Lucid.fs Connector Framework

Table of Contents

Options for splitting very large files
- Available splitters and their options
- Example configuration
Plugins for the lucid.fs Connector

This connector is used to crawl filesystems and filesystem-based data repositories.

Options for splitting very large files

The connector framework provides several splitter implementations. All splitters can handle compressed formats, i.e., files compressed with GZip, Bzip2, Unix compress(1) and XZip. Compressed data is uncompressed on the fly from the input stream, without creating temporary files

Usually smaller content can be processed by the index pipeline without splitting it first, so most splitters use "min_size" property to determine whether or not to split the data before sending it to the pipeline. The splitter will split the archive if the data size is undetermined (size == -1) or exceeds the "min_size" property threshold.

Splitter implementations are registered using Guice multi-binder, and are identified by symbolic names. By default all implementations found on the classpath are registered and available for use. The order in which splitting is attempted by different splitters is undetermined by default, with an exception - the "binary" splitter is always registered as the last one to try. This ordering can be customized using the "splitters" property, which is a comma- or space-separated list of symbolic names. If this property is present and not empty then only the splitters listed there will be tried, and only in that specific order (see example). Each available splitter type is tried in turn until one of them succeeds. Binary splitter always succeeds if it is present in the configuration and if data size exceeds the "min_size" threshold.

Portions of the split content (records) will be either passed as raw binary content field, to be processed by other stages in the pipeline, or turned directly into PipelineDocument(s).

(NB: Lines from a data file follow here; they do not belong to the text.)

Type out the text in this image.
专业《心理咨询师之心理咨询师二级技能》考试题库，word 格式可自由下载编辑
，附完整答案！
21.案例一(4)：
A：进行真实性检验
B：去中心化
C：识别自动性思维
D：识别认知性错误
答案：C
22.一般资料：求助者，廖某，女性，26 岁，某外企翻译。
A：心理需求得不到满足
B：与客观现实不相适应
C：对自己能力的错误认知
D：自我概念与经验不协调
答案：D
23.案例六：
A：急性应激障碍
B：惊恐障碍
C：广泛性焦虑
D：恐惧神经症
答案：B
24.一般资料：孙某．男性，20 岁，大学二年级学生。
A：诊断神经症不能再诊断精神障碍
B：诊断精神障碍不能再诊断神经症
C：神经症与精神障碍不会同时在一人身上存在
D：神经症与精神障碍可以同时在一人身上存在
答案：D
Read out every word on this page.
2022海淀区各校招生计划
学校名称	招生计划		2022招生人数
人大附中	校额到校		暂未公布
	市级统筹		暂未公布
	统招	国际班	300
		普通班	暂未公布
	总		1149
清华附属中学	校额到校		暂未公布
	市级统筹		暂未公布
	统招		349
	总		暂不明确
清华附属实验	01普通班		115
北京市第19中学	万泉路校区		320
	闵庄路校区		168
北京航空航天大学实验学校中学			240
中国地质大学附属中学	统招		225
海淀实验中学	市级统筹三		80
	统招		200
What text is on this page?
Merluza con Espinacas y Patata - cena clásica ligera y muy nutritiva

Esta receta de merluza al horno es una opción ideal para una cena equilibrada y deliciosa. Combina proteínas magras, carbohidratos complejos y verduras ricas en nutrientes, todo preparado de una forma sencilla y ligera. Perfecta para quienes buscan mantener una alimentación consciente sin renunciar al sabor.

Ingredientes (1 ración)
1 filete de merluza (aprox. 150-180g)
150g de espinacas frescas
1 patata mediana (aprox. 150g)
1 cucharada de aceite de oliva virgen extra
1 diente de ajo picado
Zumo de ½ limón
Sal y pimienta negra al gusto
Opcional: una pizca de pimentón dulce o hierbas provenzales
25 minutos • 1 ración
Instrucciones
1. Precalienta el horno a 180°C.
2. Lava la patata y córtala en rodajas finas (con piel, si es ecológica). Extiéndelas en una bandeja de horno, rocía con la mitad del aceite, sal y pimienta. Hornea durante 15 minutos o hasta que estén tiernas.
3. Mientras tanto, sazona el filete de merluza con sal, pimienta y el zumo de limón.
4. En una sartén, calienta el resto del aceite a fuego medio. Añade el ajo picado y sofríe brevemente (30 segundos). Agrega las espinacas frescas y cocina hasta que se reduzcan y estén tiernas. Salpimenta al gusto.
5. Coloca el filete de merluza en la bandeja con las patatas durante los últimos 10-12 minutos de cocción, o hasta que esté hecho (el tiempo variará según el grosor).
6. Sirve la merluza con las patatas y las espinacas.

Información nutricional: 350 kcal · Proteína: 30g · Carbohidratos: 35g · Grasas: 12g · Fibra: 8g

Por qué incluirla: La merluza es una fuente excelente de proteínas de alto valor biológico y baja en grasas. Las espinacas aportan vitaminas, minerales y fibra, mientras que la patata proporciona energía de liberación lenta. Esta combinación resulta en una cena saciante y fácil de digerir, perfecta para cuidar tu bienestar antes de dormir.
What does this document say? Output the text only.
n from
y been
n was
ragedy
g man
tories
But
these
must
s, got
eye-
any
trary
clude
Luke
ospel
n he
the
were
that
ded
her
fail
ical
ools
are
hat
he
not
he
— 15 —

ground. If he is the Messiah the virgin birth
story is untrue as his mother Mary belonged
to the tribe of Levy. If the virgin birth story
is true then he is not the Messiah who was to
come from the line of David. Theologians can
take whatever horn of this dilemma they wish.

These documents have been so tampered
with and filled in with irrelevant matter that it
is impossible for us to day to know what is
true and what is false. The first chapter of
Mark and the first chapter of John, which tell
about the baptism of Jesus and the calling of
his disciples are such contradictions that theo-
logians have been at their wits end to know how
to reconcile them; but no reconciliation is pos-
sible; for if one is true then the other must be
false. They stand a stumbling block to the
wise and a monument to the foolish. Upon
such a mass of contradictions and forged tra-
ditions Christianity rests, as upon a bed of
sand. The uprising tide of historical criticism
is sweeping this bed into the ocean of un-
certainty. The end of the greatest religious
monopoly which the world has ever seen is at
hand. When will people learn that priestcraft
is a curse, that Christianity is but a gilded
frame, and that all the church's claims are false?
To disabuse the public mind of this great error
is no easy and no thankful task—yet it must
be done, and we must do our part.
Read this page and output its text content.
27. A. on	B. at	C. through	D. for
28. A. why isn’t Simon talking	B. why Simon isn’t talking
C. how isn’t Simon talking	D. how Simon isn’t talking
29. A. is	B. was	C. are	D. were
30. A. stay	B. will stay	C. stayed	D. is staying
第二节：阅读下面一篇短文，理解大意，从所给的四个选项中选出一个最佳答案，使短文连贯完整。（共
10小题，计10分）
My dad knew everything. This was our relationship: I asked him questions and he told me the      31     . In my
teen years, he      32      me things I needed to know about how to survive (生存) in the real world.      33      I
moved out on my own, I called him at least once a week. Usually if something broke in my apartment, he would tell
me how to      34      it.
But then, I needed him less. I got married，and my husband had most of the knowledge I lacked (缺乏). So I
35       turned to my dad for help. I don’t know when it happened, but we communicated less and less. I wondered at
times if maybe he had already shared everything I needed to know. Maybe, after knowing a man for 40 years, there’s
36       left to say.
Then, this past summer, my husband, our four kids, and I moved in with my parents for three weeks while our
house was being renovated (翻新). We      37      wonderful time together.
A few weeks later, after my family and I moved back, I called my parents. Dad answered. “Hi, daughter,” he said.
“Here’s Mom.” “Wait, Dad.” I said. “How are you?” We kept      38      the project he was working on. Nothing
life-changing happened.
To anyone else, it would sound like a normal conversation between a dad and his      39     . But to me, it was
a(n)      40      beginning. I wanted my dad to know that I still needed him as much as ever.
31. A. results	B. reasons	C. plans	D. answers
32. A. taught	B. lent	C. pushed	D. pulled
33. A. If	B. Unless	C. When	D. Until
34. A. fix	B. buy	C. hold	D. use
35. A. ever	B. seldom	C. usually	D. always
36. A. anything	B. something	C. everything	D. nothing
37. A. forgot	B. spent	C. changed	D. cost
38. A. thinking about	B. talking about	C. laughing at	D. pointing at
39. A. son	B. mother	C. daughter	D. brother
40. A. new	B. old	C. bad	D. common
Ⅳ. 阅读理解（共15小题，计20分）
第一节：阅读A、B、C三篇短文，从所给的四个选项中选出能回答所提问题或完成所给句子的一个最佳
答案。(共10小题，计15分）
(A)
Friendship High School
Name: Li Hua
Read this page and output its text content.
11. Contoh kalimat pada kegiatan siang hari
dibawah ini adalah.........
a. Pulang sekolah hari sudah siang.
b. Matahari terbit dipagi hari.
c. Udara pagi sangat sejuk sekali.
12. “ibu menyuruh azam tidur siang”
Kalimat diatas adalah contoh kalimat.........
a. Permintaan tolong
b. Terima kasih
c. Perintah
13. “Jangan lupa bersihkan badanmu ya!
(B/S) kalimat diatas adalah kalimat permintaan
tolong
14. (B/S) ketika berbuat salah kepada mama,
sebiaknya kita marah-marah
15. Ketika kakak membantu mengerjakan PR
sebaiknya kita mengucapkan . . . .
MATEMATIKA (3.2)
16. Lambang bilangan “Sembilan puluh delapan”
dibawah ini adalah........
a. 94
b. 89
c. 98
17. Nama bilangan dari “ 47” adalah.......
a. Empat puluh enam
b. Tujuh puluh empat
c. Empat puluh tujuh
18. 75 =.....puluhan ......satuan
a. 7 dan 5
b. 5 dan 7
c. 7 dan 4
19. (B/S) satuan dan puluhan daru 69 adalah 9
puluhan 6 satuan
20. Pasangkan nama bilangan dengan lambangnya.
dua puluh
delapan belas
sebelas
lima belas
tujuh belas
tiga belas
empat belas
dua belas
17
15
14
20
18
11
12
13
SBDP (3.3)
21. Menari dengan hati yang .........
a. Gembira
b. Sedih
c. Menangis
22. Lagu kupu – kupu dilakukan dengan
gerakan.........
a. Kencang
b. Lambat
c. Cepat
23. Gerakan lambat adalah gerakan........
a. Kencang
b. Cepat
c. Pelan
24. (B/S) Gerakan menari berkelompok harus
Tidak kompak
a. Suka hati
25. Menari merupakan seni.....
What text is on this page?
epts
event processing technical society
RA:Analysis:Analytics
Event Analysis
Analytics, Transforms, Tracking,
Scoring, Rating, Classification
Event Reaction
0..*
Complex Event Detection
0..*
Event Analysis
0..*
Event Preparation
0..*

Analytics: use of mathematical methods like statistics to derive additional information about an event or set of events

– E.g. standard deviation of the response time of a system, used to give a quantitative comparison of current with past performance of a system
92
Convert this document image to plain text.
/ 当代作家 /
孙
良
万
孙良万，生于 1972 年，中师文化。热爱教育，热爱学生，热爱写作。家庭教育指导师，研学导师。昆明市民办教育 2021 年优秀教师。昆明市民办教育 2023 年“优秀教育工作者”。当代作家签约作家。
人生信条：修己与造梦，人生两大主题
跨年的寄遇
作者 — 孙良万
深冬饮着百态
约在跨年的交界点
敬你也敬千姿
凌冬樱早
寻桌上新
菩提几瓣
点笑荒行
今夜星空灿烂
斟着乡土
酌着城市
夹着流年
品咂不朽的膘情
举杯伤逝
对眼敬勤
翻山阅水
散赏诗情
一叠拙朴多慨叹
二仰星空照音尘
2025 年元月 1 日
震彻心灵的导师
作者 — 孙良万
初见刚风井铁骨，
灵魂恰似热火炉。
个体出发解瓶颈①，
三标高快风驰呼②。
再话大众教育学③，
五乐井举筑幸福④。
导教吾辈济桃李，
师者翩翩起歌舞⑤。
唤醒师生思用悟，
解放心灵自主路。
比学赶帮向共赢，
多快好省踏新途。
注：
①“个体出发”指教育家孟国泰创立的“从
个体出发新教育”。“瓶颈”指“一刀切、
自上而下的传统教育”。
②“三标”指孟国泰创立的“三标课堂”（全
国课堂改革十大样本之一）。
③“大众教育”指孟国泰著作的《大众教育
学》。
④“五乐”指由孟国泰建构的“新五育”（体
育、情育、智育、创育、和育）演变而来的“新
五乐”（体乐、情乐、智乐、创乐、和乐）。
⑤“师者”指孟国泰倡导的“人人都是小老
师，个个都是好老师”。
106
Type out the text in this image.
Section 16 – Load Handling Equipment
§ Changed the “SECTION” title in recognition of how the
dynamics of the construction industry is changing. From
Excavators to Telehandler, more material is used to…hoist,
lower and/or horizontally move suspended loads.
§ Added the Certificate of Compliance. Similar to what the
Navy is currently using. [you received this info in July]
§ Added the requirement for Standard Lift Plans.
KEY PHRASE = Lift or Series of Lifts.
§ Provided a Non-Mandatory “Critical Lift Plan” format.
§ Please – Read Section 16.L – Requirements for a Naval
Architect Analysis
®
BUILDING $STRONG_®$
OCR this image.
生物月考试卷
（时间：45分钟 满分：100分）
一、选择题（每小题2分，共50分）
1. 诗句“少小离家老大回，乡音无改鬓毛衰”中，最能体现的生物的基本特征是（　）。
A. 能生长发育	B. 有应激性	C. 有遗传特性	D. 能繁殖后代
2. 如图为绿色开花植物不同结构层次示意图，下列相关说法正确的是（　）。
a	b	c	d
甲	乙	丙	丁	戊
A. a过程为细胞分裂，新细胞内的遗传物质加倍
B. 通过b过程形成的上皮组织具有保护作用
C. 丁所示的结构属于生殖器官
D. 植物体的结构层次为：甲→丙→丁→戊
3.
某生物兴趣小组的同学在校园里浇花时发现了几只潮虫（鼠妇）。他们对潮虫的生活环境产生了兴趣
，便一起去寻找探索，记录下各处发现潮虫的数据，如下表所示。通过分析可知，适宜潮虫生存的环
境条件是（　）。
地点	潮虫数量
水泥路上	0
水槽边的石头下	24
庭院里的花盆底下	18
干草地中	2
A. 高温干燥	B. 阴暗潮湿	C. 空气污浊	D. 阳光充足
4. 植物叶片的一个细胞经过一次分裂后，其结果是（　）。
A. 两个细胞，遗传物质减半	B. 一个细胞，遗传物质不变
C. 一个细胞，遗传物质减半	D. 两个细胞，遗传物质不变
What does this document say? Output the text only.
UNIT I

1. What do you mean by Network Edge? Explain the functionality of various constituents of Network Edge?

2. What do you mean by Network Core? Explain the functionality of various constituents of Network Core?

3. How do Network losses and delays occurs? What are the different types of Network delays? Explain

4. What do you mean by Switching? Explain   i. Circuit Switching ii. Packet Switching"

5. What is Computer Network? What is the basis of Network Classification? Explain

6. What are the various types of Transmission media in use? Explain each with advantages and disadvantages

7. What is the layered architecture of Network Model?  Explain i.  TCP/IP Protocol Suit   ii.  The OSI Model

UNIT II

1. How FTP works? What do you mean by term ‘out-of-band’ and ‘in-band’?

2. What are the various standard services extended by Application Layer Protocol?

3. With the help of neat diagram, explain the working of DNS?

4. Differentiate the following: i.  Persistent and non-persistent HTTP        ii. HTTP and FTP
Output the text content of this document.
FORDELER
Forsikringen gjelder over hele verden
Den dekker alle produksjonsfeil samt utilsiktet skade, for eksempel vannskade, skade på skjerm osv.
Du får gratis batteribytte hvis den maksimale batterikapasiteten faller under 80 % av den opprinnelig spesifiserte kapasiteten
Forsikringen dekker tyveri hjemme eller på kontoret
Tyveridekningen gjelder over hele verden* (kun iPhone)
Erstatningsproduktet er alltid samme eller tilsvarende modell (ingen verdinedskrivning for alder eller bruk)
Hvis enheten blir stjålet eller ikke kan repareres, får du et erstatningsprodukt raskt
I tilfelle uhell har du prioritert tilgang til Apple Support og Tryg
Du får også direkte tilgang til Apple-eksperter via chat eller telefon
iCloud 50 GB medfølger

Available splitters and their options

"archive" - this splitter handles common archive formats (zip, tar, 7z, jar / war / ear, ar, arj, cpio, dump), and observes the "min_size" property. This splitter produces raw binary data that corresponds to individual entries in an archive.
"csv" - this splitter handles CSV and TSV files, and it supports the same options as CSV/TSV options in TikaParsingStage. The "min_size" property is observed by this splitter. This splitter produces PipelineDocument-s with the content of single CSV/TSV records.
"tika" - this splitter handles Unix mailbox (.mbox) files and MS Outlook PST files, regardless of their size. This splitter produces PipelineDocument-s with the content of single emails.
"text" - this splitter handles record-oriented text files - either large plain text files or e.g. logs, or any other content identified as "text/plain" by Tika content type detector. This splitter observes the "min_size" property. Records are defined by a delimiter, which is an arbitrary string of characters (NOT a regular expression!). This splitter produces raw binary data that corresponds to the collected portion of the input data. It supports the following options:
- "text_delimiter" - a string of characters that delimit records. Default value is new-line ("\n"). If delimiter is set to an empty string ("") splitter will apply only the "text_max_length" limit - which effectively means that the input text will be divided into equally-sized chunks of "text_max_length" size.
- "text_count" - number of delimited records to collect into one output value. Default value is 1. When this is greater than 1 the collected records will be available both as a single raw binary field (joined with delimiters) and as multiple "txt_records" fields with textual content of each record.
- "text_charset" - character set to use when converting bytes to characters. Default is "UTF-8".
- "text_max_length" - maximum length (in characters) of any individual record. If record size exceeds this threshold then data will be discarded until the next delimiter is encountered. Default value is 32768.
- "text_skip_empty" - discard empty records. Default value is true.
"binary" - this splitter handles any type data, so it should be used as a last resort (and the default configuration puts it at the end of the list), and simply splits the input on delimiters. It supports the following options:
- "bin_delimiter" - this is the binary delimiter to split on, expressed as a string. If the value starts with "0x" then it is treated as a hexadecimal representation of bytes, otherwise it is treated as a string of characters to be converted to bytes using UTF-8 encoding. Default value is "" (empty string), which means splitting only by "bin_max_size" (see below).
- "bin_count" - see "text_count" above.
- "bin_max_length" - see "text_max_length" above. This limit is expressed in the number of bytes.

Example configuration

Splitting configuration is provided in a datasource configuration, under the/properties/splitter JSON path.

{
 "id": "ds1",
 "connector": "lucid.fs",
...
 "properties": {
    "splitter" : {
      "splitters": "archive tika csv text binary",
      "min_size" : 10485760,
      "csv_format" : "default",
      "header_line" : false,
      "csv_delimiter" : "|",
      "text_delimiter": "\n",
      "text_charset": "UTF-8",
      "text_max_length": 32768,
      "text_skip_empty": true,
      "bin_max_length": 32768
    },
  ...
 }
}

Plugins for the lucid.fs Connector

The following plugins are available:

ftp - traverses FTP sites.
s3. traverses an Amazon S3 native bucket.
s3h. traverses an Amazon S3 bucket stored as blocks (as in HDFS).
smb. traverses a Windows Samba share.
hdfs - traverses Hadoop filesystems (not MapReduce-enabled).